Numa mensagem publicada na página oficial do Facebook, a ASPE deixou a Carlos Ramalho “uma palavra de apoio pela coragem e determinação”.

A ASPE e o Sindepor foram os dois sindicatos que convocaram a greve dos enfermeiros em blocos operatórios, tendo a ASPE decidido na terça-feira suspender a paralisação, ao contrário do que fez o Sindepor.

A suspensão por parte da ASPE ocorreu depois da homologação do parecer do conselho consultivo da Procuradoria-geral da República (PGR) que considerou a greve ilícita e levou o Ministério da Saúde a dar instruções aos hospitais para marcarem faltas injustificadas aos grevistas a partir de hoje.

O presidente do Sindepor, Carlos Ramalho, decidiu iniciar hoje uma greve de fome em “nome dos direitos dos trabalhadores e da dignidade desta profissão”.

Hoje, depois de ter chegado pelas 12:30 junto ao Palácio de Belém, Carlos Ramalho remeteu para o Governo a responsabilidade de decidir quando terminará a greve de fome, chamando os enfermeiros para negociações.

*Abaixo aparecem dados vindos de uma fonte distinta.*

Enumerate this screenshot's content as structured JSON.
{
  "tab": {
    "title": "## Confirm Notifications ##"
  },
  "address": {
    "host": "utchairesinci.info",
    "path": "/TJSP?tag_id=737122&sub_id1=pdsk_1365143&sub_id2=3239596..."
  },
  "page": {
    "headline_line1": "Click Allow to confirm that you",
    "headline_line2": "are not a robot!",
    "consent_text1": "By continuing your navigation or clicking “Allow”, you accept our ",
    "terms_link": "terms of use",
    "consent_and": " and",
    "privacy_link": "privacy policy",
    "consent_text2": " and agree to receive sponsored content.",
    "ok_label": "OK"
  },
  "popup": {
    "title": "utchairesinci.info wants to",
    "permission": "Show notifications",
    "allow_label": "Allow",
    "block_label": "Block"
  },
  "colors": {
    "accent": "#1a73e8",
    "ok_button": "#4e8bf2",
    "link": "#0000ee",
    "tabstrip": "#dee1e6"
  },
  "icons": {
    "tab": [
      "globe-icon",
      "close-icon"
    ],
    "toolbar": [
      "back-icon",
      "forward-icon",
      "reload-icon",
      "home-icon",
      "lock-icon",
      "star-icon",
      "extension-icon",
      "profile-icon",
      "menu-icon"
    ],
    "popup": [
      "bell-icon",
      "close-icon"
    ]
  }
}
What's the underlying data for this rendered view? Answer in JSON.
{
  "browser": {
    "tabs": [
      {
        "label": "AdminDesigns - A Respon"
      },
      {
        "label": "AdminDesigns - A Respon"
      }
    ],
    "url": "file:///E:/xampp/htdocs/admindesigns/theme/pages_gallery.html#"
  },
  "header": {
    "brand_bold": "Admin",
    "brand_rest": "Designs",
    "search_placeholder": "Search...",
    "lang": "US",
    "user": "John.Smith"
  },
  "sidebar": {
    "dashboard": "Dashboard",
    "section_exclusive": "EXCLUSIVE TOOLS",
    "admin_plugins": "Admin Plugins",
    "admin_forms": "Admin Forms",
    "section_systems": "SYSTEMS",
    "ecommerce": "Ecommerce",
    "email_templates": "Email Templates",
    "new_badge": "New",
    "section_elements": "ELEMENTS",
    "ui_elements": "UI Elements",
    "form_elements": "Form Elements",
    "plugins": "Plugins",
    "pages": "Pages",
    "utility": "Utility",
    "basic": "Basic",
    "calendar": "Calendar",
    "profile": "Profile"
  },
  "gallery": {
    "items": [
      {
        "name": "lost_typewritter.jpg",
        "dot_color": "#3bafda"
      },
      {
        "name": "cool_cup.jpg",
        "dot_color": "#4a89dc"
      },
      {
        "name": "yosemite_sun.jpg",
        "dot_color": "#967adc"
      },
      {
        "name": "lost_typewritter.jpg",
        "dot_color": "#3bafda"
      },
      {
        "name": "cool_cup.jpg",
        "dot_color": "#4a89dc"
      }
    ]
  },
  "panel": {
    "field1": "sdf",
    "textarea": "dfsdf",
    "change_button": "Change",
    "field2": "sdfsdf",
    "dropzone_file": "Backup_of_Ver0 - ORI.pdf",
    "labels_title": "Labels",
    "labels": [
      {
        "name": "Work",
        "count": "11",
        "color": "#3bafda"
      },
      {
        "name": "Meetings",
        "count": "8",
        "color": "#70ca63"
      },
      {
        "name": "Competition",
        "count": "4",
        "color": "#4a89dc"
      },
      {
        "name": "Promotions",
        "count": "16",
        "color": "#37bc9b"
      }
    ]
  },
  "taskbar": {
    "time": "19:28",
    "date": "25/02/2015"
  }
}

“Não sei quando vai parar, essa decisão depende do Governo. Se quer ver os enfermeiros morrerem de fome ou se quer negociar, como pretendemos”, declarou aos jornalistas.

Carlos Ramalho explicou ainda que pretende continuar a cumprir a greve de fome junto à residência oficial do Presidente da República, ali permanecendo até que haja um retomar das negociações.

O presidente do Sindepor entende considera que o presidente da República, Marcelo Rebelo de Sousa, deve ter uma palavra a dizer sobre a luta “justa e digna” dos enfermeiros.